GLOBALS
The GLOBALS / END GLOBALS block and the GLOBALS instruction.
Important: Defining GLOBAL symbols (variables, constants, types)
is deprecated and should be avoided. Instead of globals, use
PUBLIC
symbols in
modules to be imported with IMPORT
FGL
.Syntax 1: Global block declaration
GLOBALS
declaration-statement
[,...]
END GLOBALS
- declaration-statement is a variable, constant or type declaration.
Syntax 2: Importing definitions from a globals file
GLOBALS "filename"
- filename is the file containing the definition of globals.

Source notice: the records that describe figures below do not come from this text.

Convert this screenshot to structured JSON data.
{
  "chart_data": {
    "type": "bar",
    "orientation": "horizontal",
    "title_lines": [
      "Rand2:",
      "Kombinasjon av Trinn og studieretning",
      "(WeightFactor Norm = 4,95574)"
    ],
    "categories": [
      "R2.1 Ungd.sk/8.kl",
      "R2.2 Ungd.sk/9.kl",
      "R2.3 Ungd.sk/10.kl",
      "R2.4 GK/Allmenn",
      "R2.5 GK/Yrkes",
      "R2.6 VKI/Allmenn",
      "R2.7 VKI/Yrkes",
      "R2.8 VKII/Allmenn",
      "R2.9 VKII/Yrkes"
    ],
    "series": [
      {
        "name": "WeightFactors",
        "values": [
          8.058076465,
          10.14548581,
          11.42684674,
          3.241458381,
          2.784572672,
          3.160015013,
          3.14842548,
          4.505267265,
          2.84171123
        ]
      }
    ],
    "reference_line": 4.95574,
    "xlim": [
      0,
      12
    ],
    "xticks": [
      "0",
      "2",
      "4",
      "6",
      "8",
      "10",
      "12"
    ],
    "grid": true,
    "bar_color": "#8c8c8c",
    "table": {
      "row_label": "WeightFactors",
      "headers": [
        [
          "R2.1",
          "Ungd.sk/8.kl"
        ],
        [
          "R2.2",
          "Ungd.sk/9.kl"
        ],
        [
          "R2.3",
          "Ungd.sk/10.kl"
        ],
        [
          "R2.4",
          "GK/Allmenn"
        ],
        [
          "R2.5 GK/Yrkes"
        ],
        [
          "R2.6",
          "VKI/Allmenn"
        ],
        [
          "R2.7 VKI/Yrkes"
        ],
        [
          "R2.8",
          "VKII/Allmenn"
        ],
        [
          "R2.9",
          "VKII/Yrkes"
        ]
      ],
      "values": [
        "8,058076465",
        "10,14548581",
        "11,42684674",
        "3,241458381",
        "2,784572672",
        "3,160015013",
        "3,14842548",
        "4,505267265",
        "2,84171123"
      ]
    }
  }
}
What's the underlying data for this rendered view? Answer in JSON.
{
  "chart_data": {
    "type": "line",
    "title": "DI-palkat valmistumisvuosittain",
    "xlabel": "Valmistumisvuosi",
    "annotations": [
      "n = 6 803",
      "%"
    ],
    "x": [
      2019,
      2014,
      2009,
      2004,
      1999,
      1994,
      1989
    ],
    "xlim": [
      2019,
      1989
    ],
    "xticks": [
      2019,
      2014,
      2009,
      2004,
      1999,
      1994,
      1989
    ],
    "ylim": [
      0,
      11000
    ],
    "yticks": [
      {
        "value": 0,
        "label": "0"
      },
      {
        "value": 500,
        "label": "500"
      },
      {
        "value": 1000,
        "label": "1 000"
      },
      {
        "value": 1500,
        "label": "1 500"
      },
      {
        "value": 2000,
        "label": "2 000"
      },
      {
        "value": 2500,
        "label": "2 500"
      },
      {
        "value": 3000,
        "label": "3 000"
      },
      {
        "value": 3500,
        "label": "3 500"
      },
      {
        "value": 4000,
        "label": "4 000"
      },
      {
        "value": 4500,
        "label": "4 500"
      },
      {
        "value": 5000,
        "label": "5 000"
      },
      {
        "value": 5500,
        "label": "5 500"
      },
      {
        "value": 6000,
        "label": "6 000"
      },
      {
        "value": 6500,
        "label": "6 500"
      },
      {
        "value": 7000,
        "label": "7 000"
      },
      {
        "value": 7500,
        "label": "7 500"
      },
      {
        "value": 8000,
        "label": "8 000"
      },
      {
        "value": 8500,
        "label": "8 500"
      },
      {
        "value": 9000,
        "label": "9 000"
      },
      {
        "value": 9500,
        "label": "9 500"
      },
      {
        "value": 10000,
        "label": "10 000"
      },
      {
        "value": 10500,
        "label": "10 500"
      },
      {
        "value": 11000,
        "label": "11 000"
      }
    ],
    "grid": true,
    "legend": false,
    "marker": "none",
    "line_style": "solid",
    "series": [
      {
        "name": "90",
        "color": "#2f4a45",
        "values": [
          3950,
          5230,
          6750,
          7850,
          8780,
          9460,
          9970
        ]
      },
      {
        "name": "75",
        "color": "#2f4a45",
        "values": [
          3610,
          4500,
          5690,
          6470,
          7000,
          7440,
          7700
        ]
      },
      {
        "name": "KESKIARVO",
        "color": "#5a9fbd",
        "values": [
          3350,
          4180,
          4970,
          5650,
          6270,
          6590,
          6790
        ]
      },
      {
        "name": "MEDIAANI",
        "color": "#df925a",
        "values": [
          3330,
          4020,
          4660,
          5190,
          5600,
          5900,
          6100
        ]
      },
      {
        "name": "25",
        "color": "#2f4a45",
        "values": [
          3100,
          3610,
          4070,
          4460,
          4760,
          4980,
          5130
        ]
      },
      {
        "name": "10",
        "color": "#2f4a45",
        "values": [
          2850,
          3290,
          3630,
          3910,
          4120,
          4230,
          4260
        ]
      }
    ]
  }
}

filename can be a relative or an absolute path. To specify a path, the slash
(
/
) directory separator can be used for UNIX™ and Windows® platforms. - Use this syntax to include global declarations in the current module.
Usage
To extend the scope of variables, constants or user
types to the whole program, define a module containing a GLOBALS ... END
GLOBALS
block and include this global module with the GLOBALS
"filename"
statement in other modules.
Note: Initialization of global variables (
DEFINE var INT = 100
) is not supported.
The filename should contain the .4gl
suffix. However, the
compiler uses the file name as it is. Therefore it can accept other file extensions such as
GLOBALS "stock.glb"
.
The filename can be a relative or an absolute path. To specify a path, the
slash (/
) directory separator can be used for UNIX and Windows platforms.
When the filename specified by
GLOBALS
defines a relative
file path, the globals file will be searched relatively to the location of the source provided to
fglcomp.Note: For compatibility, fglcomp searches globals
files in pwd first, then the search is relative to the source file path. This can simplify build
scripts: the compiler can be called from any directory.